Es gibt nur eine sehr kurze Pause von gerade einmal 35 Minuten, da hört man schon den Rennwagen des aktuellen AC/DC-Intros über die Boxen knattern. Pünktlich zu den ersten Tönen fängt es wieder an zu regnen, und das nicht zu knapp, dann folgt 'If You Want Blood (You've Got It)'. Ein ungewöhnlicher Einstieg, aber die Jungs können natürlich aus dem Vollen schöpfen. Doch zuerst einmal ist die Frage: Wie werden sich die durchaus betagten Herren so schlagen? Auf der Tour sind neben den wichtigen beiden zwei Musiker dabei, die sich den Tourstress noch locker antun können, denn Drummer Matt Laug ist gerade mal 55 Jahre alt, Bassist Chris Chaney ist sogar noch jünger. Nicht, dass ich die beiden erkennen würde, dazu bin ich dann doch zu weit weg und sie bleiben während des ganzen Auftritts dezent im Hintergrund. Das gilt auch für das Neumitglied Stevie Young, der nach dem Tod seines Onkels Malcolm diesen an der Rhythmusgitarre beerbte. Ich würde Stevie ja gerne mal mit seiner alten Band STARFIGHTERS sehen, aber ich schweife ab.
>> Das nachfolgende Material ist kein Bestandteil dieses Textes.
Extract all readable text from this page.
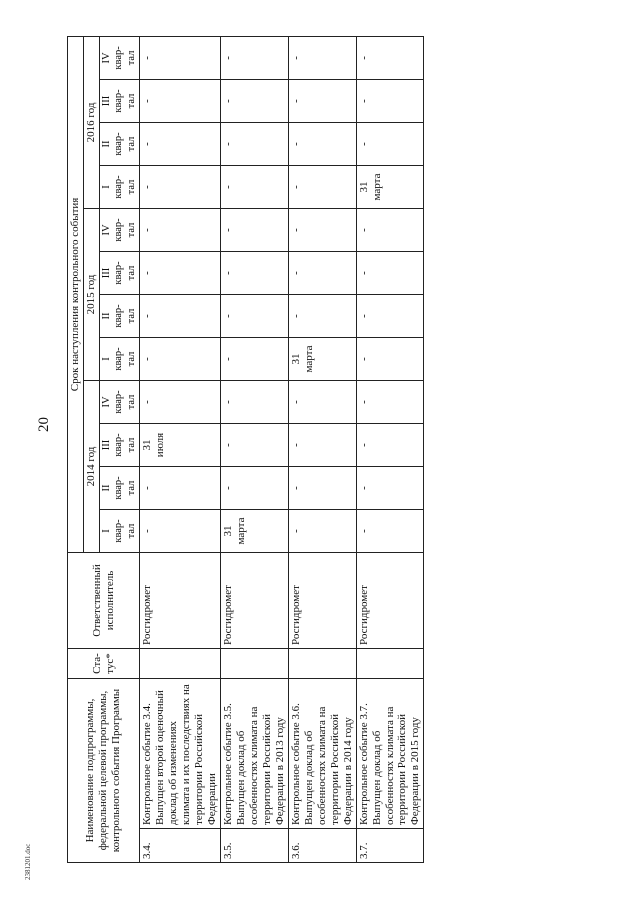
20
2381201.doc
Наименование подпрограммы, федеральной целевой программы, контрольного события Программы		Ста-тус*	Ответственный исполнитель	Срок наступления контрольного события											
				2014 год				2015 год				2016 год			

				I квар-тал	II квар-тал	III квар-тал	IV квар-тал	I квар-тал	II квар-тал	III квар-тал	IV квар-тал	I квар-тал	II квар-тал	III квар-тал	IV квар-тал

3.4.	Контрольное событие 3.4. Выпущен второй оценочный доклад об изменениях климата и их последствиях на территории Российской Федерации		Росгидромет	-	-	31 июля	-	-	-	-	-	-	-	-	-
3.5.	Контрольное событие 3.5. Выпущен доклад об особенностях климата на территории Российской Федерации в 2013 году		Росгидромет	31 марта	-	-	-	-	-	-	-	-	-	-	-
3.6.	Контрольное событие 3.6. Выпущен доклад об особенностях климата на территории Российской Федерации в 2014 году		Росгидромет	-	-	-	-	31 марта	-	-	-	-	-	-	-
3.7.	Контрольное событие 3.7. Выпущен доклад об особенностях климата на территории Российской Федерации в 2015 году		Росгидромет	-	-	-	-	-	-	-	-	31 марта	-	-	-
Bleiben also Angus und Brian, zusammen 147 Jahre alt und wahrlich kein bisschen leise. Der Sound ist super und Brian hat ganz offensichtlich mächtig Spaß bei seinem Auftritt. Er lächelt, macht Faxen und gibt sich gar nicht erst wirklich Mühe, alle Lieder wie auf den Alben zu singen, stattdessen lebt er die Stücke auf der Bühne aus. Dazu kommen die großen Leinwände und die mächtige Bühne, die zu 'Back In Black' komplett in Schwarz und Weiß getaucht ist, danach folgt mit 'Demon Fire' der erste von vier Liedern, die nach 1990 veröffentlicht worden sind. 'Demon Fire' ist ein echter Kracher und sorgt für keinen Stimmungsabbruch, das kann ich von der Tribüne aus gut erkennen. Die 66000 sind hier für die Party und dafür haben sie die richtige Band parat!
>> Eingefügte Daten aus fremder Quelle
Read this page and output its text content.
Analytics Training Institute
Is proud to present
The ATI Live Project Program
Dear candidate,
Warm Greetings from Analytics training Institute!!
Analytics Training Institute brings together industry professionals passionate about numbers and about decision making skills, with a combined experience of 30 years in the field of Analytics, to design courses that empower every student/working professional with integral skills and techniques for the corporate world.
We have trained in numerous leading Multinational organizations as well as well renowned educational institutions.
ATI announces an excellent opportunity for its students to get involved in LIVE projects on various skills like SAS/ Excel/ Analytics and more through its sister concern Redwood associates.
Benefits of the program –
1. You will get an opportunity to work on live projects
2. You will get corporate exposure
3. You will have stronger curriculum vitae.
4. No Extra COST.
Beziehungsweise zwei absolute Profi-Entertainer mit Backingband, aber die Bühnenpräsenz der Zwei ist wirklich beachtlich! Zwischen den Songs gibt es immer eine kleine Pause von zwanzig Sekunden. Ich nehme an, zum Gitarrestimmen, Brian und Angus werden durchaus nass, was sie aber überhaupt nicht zu stören scheint. Was Herr Johnson hier abzieht, möchte ich mit 76 auch gerne noch können. So funktioniert nämlich auch 'Shot Down In Flames' in strömendem Regen und 'Thunderstruck' sorgt direkt für Verdunstung. Auch wenn er nichts zu tun hat, verlässt Johnson nicht die Bühne, sieht zu, wie Angus seine Show abzieht, die natürlich routiniert abläuft und nicht allzu viele Überraschungen beinhaltet, aber eben auch klassisch und einfach gut ist.
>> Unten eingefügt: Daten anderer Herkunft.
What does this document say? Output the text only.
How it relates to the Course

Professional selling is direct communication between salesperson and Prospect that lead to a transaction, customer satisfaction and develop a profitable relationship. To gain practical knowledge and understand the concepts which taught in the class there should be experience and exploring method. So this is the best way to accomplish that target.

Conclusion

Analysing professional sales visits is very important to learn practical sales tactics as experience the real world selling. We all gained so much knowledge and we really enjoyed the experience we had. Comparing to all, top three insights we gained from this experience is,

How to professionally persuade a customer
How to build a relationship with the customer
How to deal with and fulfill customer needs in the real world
Was gibt es noch zu erwähnen? Nun, die Glocke senkt sich natürlich bei 'Hells Bells' über die Band, Angus spielt in 'Sin City' die Gitarre mit der Krawatte, Brian verschlampt seinen Einsatz bei 'Highway To Hell', lacht und macht das Ganze an der richtigen Stelle nochmal, souverän und sympathisch. Ein weiterer neuer Song von "Pwr Up", 'Shot In The Dark', passt sich ebenfalls prächtig ein. AC/DC hat nun eine noch größere Auswahl an guten Stücken für die Live-Auftritte. Ach ja, Rosie ist jetzt nicht mehr aufblasbar, sondern digital, und während des üblichen, ausufernden Gitarrensolos in 'Let There Be Rock', bei dem Angus eines seiner gefürchteten "Geräusch-Soli" intoniert, bei dem er allen klarmacht, dass Lautstärke und Distortion eben über Filigranität einzuordnen ist, fährt der Saitenmann mit einer Hebebühne ein paar Meter in die Höhe. Cool, allerdings bei der monströs großen Bühne eine nette Geste, mehr nicht. Dafür kriegt er einen mächtigen Kanonenschlag und viel Konfetti als Belohnung, dann ist Schluss.

Nein, natürlich nicht, es gibt ja noch zwei Zugaben. 'TNT' fehlte noch und der Rausschmeißer ist 'For Those About To Rock (We Salute You)', was natürlich wenig überraschend ist. Die sechs Kanonen ballern, das Publikum ist begeistern, die Band, und vor allem die Männer am Bühnenrand, werden oder wirken zumindest nicht müde. AC/DC hat im Münchner Regen, der übrigen nach den 135 Minuten Show endlich endet, absolut geliefert. Das hätte ich nicht zu erwarten gehofft. Viele jüngere Bands könnten sich hier mal etwas abschauen, wenn ich mal wieder einen Headliner sehe, der vierzig oder mehr Jahre jünger ist, aber bereits nach 70 Minuten die Bühne verlässt. Das hier war auf jeden Fall "High Voltage"!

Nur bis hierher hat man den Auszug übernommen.